Hoje fui (tentar) buscar um certificado do ensino secundário de um ex-aluno à respectiva escola secundária. Fui fazer um pequeno favor a uma pessoa que trabalha durante todo o dia, e que por isso não tinha qualquer possibilidade de ir levantar o certificado. O documento tinha sido requerido uma semana antes. Foram pagos dois euros no momento em que se fez o requerimento. Estava tudo certo. Era só chegar lá com o recibo e levantar um simples documento.
Ora bem, quando cheguei à secretaria e apresentei o recibo disseram-me que tinha de requerer o diploma dessa pessoa, que nunca tinha sido requerido antes, para que o chefe da secretaria pudesse assinar o certificado. Era simples, no fundo. Estúpido e ilógico, mas burocraticamente simples. Tinha de ir buscar outra folha de requerimento (igual à usada para requerer o certificado que foi pedido uma semana antes), preencher, pagar seis euros, e obter outro recibo para depois ir levantar o diploma mais tarde. Feito este procedimento o chefe da secretaria já poderia assinar o tal certificado. O certificado estava ali, à minha frente. Eu vi-o. Era azul. Tinha os nomes das disciplinas, as classificações, e a média final. Até já estava pago. Faltava a malfadada assinatura. E eu só podia ter o rabisco do senhor chefe dos serviços se pedisse um documento que não queria, e pagasse por ele.
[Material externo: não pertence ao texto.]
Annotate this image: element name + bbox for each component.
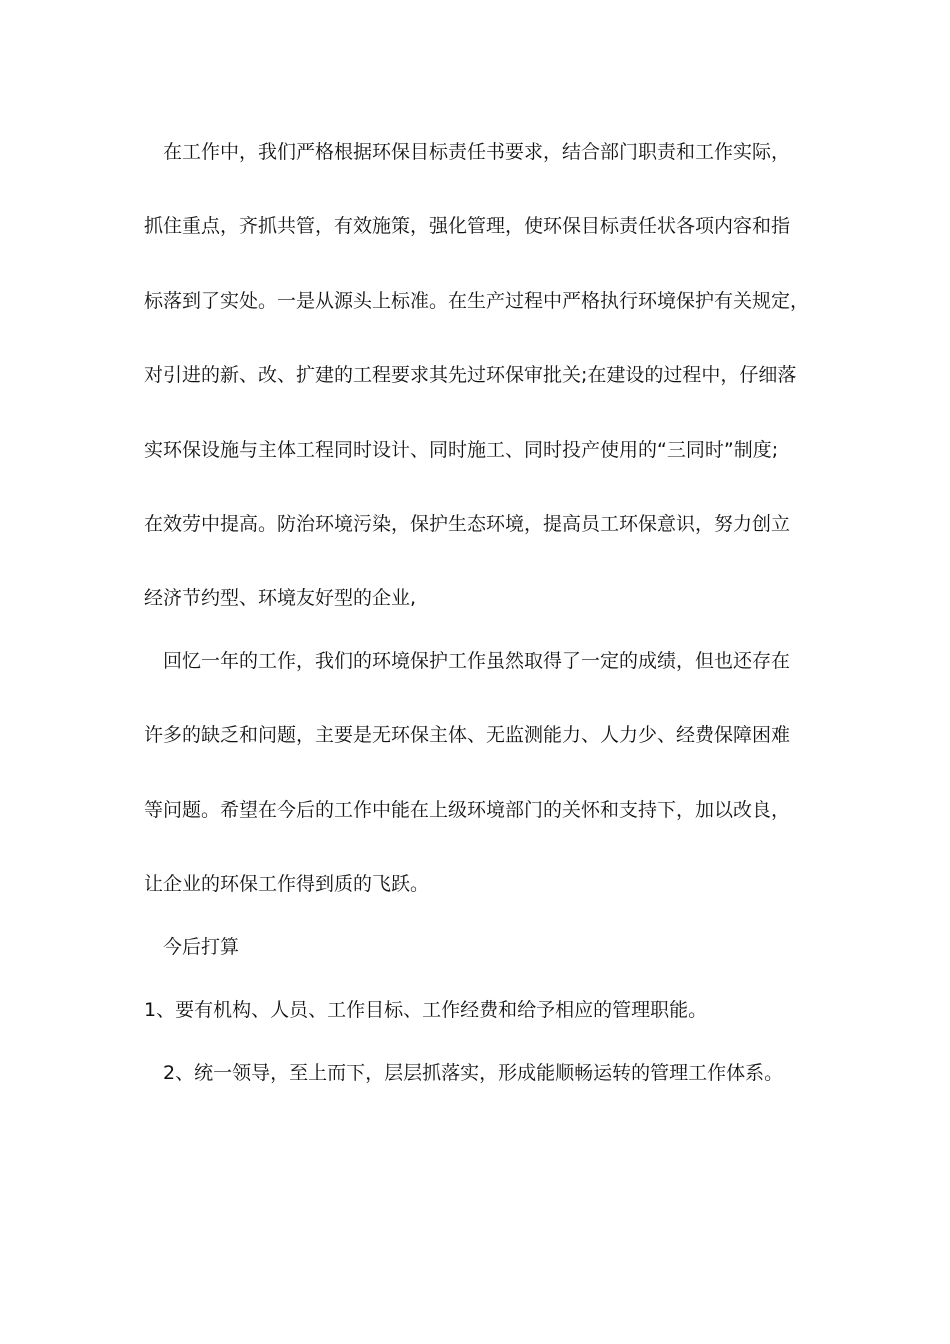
paragraph1-line-1: 在工作中，我们严格根据环保目标责任书要求，结合部门职责和工作实际，	[163, 141, 791, 163]
paragraph2-line-3: 等问题。希望在今后的工作中能在上级环境部门的关怀和支持下，加以改良，	[144, 799, 791, 821]
list-item-1: 1、要有机构、人员、工作目标、工作经费和给予相应的管理职能。	[144, 999, 708, 1021]
paragraph2-line-4: 让企业的环保工作得到质的飞跃。	[144, 873, 430, 895]
paragraph1-line-2: 抓住重点，齐抓共管，有效施策，强化管理，使环保目标责任状各项内容和指	[144, 215, 791, 237]
paragraph1-line-7: 经济节约型、环境友好型的企业,	[144, 587, 417, 609]
paragraph1-line-3: 标落到了实处。一是从源头上标准。在生产过程中严格执行环境保护有关规定，	[144, 290, 810, 312]
paragraph2-line-1: 回忆一年的工作，我们的环境保护工作虽然取得了一定的成绩，但也还存在	[163, 650, 791, 672]
paragraph1-line-4: 对引进的新、改、扩建的工程要求其先过环保审批关;在建设的过程中，仔细落	[144, 364, 797, 386]
paragraph2-line-2: 许多的缺乏和问题，主要是无环保主体、无监测能力、人力少、经费保障困难	[144, 724, 791, 746]
section-heading: 今后打算	[163, 936, 240, 958]
paragraph1-line-6: 在效劳中提高。防治环境污染，保护生态环境，提高员工环保意识，努力创立	[144, 513, 791, 535]
paragraph1-line-5: 实环保设施与主体工程同时设计、同时施工、同时投产使用的“三同时”制度;	[144, 439, 779, 461]
list-item-2: 2、统一领导，至上而下，层层抓落实，形成能顺畅运转的管理工作体系。	[163, 1062, 784, 1084]
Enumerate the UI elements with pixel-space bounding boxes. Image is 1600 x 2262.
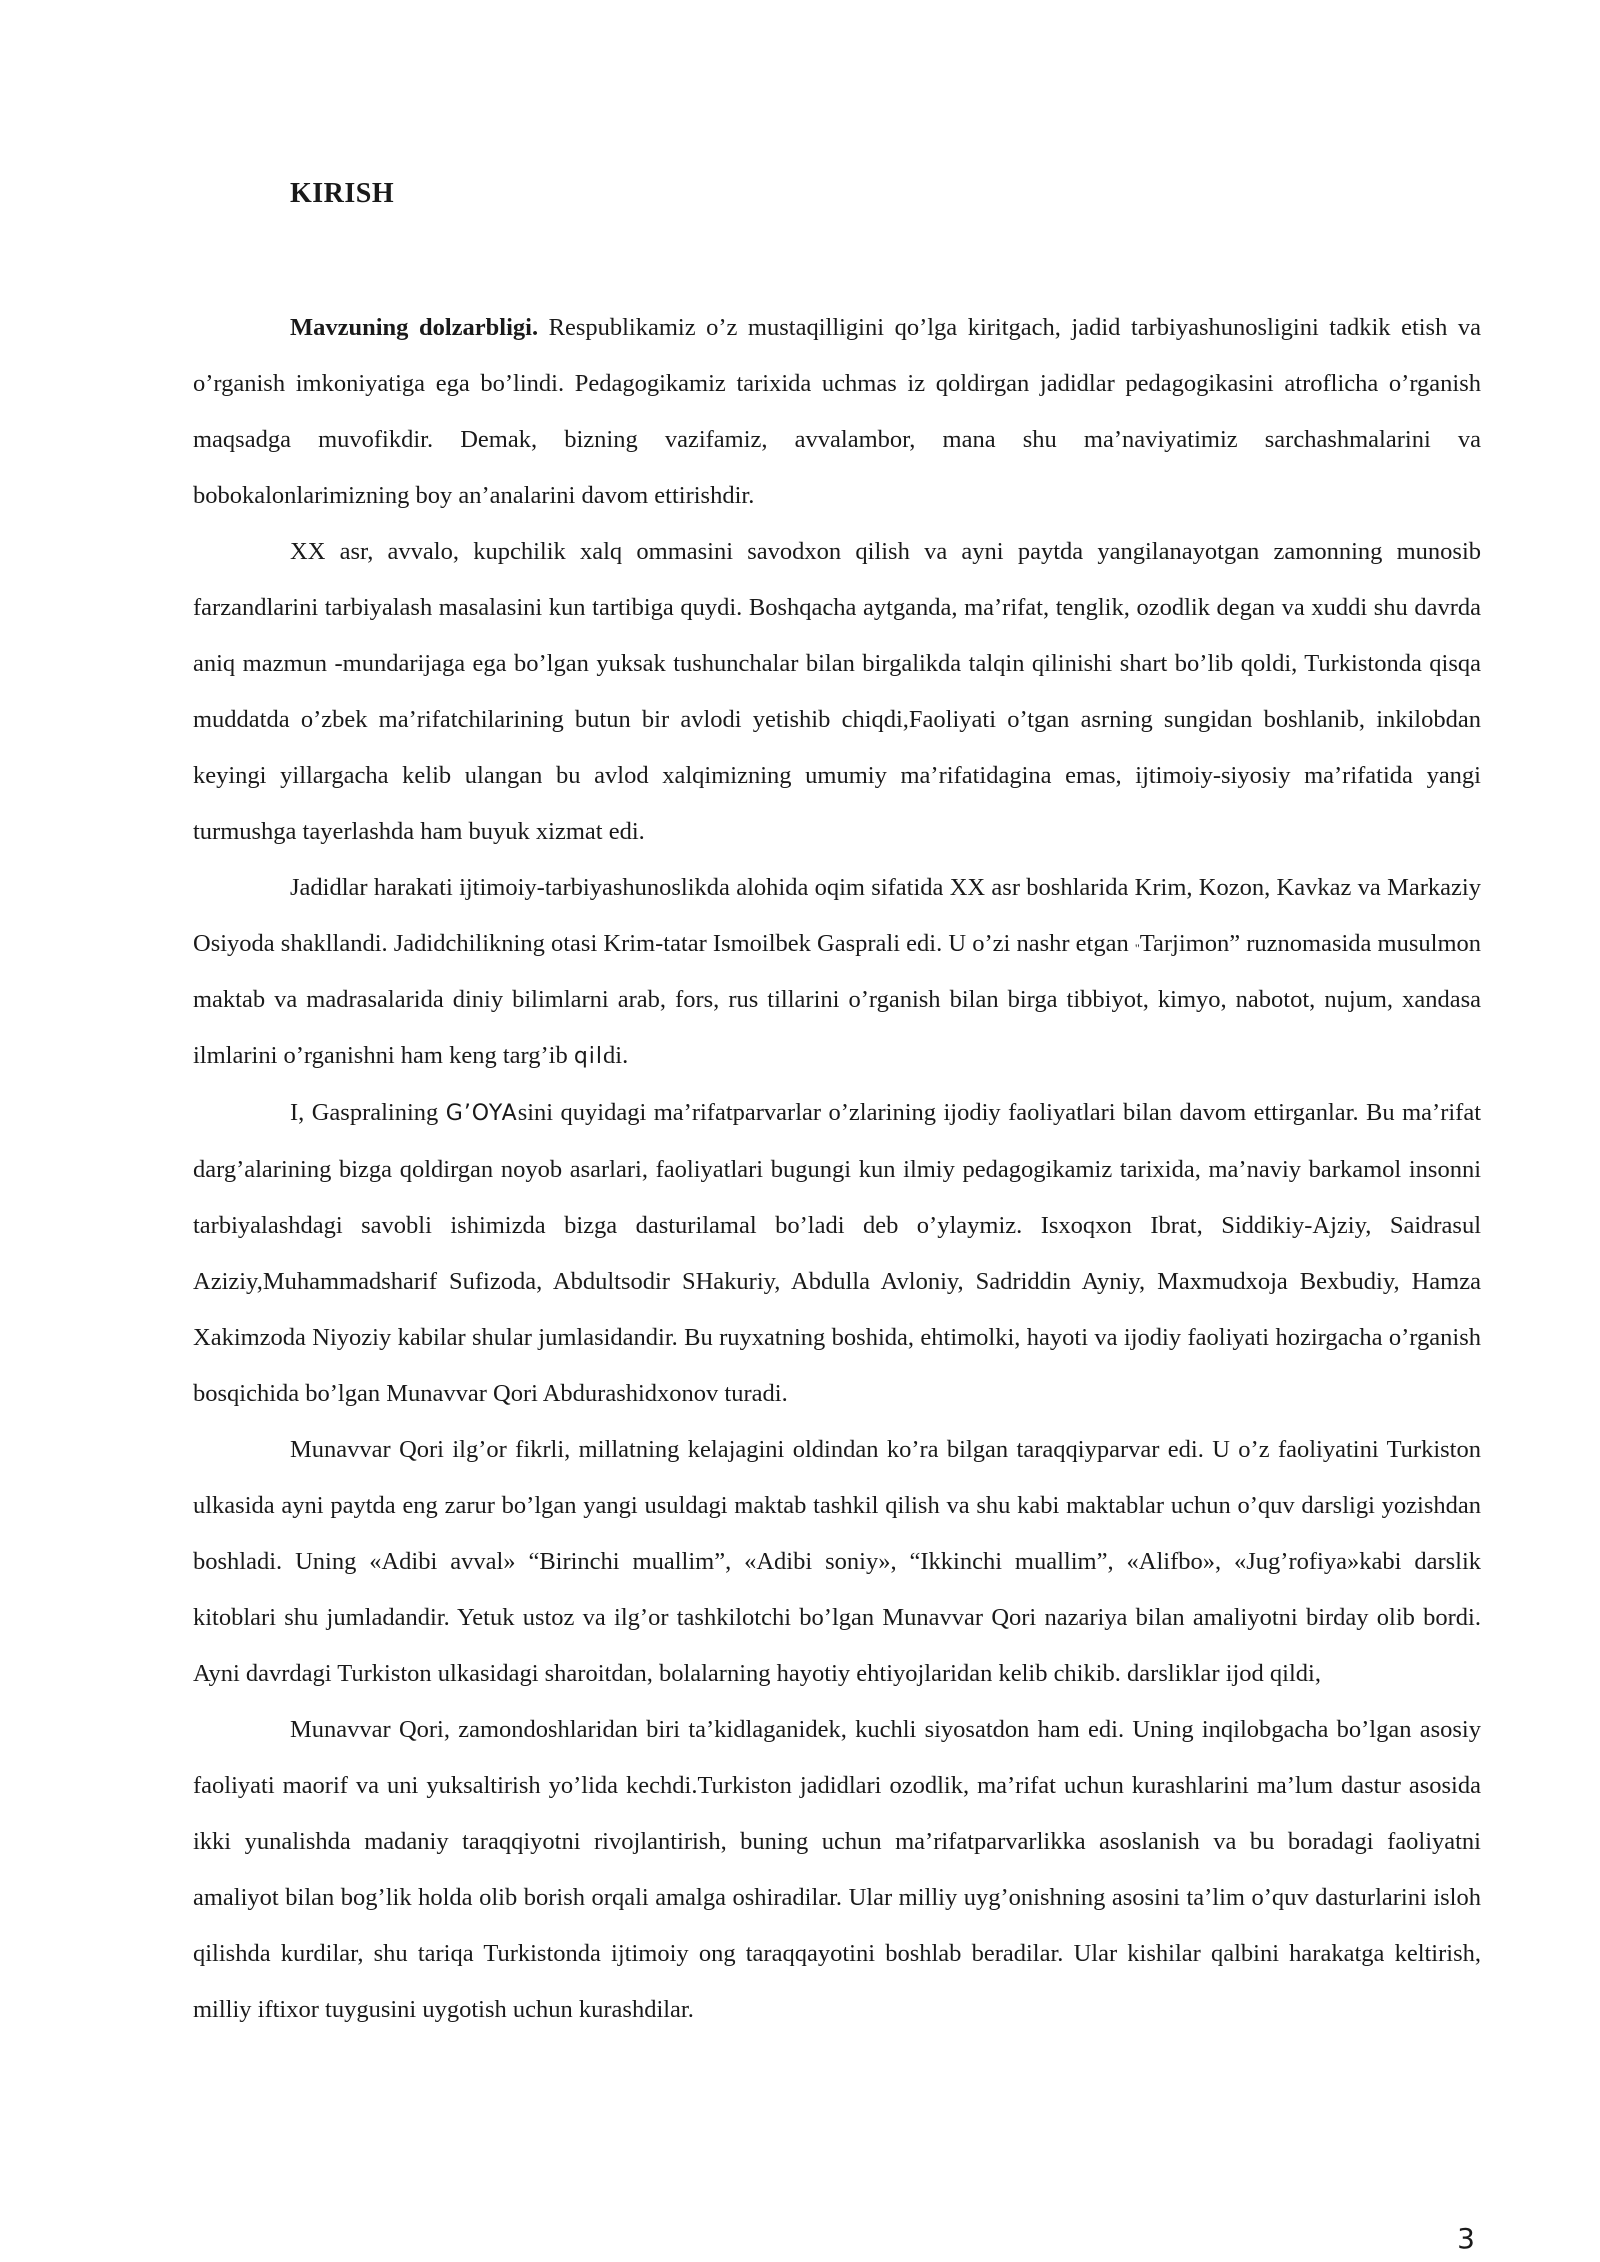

Neste enredo kafkiano, a ironia está no facto de eu poder requerer o diploma de outra pessoa, mas não poder receber um documento que foi devidamente requerido e pago, seguindo assim todos os trâmites.
Não requeri o diploma e vim embora. A pessoa que precisava do certificado (para se candidatar a um emprego fora do país) vai enviar toda a documentação sem o tal certificado. Vamos lá ver o que dá.